The ideal place for the microphone is three to six feet from an actor. Not only is the actor's voice stronger the closer you place the microphone, but it also allows the recordist to lower the incoming volume, thus lowering any system noise. The danger of putting the microphone too close to the actor is the possibility of creating a hiss on any spoken “s” sounds or popping caused by a “p” or “d.” This can be minimized with the use of a foam cover over the microphone.
Things That Go Boom!
Separate from any pyrotechnics work, a boom is a long pole, mounted or held so that the microphone is just out of camera range. It's important for the boom operator to work closely with the camera operator and the best boy to make sure the microphone is not seen and doesn't cast a shadow. Shadows can be eliminated by moving the boom to a new position, such as below the subject, pointing upward.

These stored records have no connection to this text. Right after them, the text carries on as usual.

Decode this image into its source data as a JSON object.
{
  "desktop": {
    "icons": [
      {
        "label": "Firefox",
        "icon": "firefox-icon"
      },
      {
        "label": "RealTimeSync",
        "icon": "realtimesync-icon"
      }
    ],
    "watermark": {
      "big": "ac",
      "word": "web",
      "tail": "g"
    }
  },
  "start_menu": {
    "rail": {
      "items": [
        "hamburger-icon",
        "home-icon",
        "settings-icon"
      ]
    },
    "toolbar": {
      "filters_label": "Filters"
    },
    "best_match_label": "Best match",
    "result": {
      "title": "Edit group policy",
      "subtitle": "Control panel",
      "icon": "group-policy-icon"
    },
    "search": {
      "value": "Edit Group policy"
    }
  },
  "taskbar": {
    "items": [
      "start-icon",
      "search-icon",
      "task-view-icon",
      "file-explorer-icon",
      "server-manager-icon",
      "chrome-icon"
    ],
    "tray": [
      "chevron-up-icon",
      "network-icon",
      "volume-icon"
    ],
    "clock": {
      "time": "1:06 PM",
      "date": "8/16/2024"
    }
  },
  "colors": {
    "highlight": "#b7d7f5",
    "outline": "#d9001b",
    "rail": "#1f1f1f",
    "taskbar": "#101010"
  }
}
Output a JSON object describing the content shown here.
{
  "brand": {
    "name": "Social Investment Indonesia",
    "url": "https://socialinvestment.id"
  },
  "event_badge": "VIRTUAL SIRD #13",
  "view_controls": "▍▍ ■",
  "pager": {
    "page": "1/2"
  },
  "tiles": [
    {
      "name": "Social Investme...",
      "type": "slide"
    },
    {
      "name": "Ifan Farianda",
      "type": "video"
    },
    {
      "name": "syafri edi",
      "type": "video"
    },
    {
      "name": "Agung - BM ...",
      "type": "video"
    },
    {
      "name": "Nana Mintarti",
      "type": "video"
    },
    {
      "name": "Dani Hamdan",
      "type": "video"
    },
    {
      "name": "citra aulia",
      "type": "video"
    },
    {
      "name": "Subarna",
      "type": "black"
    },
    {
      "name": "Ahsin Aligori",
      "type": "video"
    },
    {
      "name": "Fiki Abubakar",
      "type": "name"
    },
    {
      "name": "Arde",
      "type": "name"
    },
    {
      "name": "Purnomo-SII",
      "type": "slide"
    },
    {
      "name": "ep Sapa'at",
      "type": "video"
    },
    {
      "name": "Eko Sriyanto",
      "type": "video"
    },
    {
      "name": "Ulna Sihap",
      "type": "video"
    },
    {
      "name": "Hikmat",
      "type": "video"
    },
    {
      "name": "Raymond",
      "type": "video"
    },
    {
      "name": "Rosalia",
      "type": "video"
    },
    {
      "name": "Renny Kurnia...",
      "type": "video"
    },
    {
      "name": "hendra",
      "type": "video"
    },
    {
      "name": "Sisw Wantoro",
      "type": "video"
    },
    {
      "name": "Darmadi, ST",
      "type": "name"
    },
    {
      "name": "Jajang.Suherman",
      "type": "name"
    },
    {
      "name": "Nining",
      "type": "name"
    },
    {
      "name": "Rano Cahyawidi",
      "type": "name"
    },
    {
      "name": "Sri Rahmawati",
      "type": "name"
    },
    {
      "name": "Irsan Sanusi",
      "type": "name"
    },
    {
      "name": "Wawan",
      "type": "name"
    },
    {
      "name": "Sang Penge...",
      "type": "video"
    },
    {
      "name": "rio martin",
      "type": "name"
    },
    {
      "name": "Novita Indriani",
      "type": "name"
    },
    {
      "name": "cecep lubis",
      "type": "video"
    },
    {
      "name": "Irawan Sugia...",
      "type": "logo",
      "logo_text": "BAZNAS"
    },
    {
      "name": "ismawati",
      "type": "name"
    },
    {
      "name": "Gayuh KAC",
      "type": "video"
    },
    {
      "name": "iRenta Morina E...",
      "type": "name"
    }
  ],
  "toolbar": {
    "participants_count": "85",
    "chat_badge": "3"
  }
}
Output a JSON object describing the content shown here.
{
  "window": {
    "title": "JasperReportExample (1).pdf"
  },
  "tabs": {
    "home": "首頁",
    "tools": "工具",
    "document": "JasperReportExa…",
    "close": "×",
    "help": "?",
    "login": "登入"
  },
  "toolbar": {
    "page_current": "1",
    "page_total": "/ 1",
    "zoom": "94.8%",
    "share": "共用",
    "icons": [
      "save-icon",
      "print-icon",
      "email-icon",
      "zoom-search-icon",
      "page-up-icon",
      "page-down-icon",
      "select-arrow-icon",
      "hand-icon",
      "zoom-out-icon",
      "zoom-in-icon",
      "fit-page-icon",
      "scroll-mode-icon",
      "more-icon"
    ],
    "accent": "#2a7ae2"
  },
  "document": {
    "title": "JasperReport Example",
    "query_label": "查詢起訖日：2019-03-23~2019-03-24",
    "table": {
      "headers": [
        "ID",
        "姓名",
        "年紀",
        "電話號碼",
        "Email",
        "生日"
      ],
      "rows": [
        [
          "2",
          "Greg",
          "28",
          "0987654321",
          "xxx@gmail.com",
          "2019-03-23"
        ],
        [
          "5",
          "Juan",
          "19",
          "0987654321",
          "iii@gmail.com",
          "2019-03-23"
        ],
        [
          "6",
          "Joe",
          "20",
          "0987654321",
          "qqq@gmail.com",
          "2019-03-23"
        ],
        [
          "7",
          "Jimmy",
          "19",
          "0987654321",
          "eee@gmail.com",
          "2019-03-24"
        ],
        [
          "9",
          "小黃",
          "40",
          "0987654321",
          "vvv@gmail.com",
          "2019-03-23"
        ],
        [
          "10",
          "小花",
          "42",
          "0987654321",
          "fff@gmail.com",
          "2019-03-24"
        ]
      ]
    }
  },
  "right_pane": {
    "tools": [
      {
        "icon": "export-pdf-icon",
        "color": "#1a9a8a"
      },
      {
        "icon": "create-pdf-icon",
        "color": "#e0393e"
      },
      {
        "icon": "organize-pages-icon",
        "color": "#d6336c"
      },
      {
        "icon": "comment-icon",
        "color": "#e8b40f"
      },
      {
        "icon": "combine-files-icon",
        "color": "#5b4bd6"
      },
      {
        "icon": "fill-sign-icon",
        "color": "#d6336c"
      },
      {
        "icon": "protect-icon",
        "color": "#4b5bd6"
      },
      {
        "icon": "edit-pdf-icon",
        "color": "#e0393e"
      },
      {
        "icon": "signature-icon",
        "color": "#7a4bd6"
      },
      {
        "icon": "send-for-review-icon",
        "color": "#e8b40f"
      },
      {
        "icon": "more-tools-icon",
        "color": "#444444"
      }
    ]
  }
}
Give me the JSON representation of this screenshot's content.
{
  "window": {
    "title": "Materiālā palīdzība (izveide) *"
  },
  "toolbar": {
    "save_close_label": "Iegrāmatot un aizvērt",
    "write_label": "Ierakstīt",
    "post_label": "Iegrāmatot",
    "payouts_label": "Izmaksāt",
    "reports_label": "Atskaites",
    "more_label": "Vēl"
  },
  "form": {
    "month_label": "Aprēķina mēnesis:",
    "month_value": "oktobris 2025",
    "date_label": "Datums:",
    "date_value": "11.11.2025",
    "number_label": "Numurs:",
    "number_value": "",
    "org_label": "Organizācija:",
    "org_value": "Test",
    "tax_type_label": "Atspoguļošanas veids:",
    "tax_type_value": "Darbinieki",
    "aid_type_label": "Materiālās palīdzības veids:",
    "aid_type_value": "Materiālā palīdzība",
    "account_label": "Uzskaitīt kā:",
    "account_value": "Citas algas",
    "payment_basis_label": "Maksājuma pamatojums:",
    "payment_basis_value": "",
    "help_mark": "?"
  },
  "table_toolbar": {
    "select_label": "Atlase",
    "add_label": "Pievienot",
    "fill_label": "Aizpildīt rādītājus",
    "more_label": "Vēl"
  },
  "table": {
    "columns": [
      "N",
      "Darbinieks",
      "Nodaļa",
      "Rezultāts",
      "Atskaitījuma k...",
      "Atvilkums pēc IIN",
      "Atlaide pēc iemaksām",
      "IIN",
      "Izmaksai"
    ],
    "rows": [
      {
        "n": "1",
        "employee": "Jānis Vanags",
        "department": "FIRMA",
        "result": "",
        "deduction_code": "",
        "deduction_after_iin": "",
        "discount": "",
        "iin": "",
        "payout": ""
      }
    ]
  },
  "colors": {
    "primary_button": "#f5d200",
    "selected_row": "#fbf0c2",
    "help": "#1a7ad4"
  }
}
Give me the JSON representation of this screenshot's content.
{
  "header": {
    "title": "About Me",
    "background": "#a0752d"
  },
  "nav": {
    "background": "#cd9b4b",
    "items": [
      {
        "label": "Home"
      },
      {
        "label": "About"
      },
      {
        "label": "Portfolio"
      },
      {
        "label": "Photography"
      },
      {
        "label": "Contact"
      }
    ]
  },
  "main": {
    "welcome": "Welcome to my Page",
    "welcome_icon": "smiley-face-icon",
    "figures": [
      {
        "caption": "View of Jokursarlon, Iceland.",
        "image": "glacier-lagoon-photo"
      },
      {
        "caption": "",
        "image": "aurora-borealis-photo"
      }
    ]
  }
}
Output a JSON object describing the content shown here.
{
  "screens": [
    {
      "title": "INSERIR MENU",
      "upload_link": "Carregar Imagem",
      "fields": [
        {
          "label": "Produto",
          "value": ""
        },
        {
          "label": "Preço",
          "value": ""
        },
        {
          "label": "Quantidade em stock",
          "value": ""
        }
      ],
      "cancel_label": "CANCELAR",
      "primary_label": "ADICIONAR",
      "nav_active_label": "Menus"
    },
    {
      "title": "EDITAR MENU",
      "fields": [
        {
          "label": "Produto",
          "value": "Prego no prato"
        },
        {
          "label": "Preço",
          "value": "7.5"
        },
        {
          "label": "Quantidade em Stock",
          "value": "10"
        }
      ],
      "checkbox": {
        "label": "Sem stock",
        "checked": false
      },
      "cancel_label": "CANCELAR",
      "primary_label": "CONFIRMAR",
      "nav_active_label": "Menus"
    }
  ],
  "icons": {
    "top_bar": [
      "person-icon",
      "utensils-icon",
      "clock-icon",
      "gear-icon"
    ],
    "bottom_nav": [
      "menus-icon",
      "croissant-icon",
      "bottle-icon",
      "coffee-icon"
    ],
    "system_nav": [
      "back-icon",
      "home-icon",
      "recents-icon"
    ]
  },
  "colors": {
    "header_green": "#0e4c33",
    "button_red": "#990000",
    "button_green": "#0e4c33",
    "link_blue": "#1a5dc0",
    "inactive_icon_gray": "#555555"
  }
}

Lavalier and Radio Microphones
Sometimes it's simply impossible to have a microphone close enough to hear an actor without it being in the picture. For these shots you might want to consider a lavalier microphone. The lavalier is about the size of your fingertip. It can be clipped to an actor's clothes, or even taped to their skin to avoid the noisy rustle of fabric. The difficulty lies in the long thin cord that connects the microphone to the recorder. In some cases, this can be threaded through the subject's clothes, out of sight until it reaches the floor. But keep in mind that this limits the actor's movements and the director's choice of camera angles to avoid revealing the cord.
A better solution is the use of small radio microphones. These have a small transmitter that can fit in the subject's pocket or clip to the back of a skirt. Each microphone has its own frequency and its own feed into a mixing unit, which is attached to the recorder.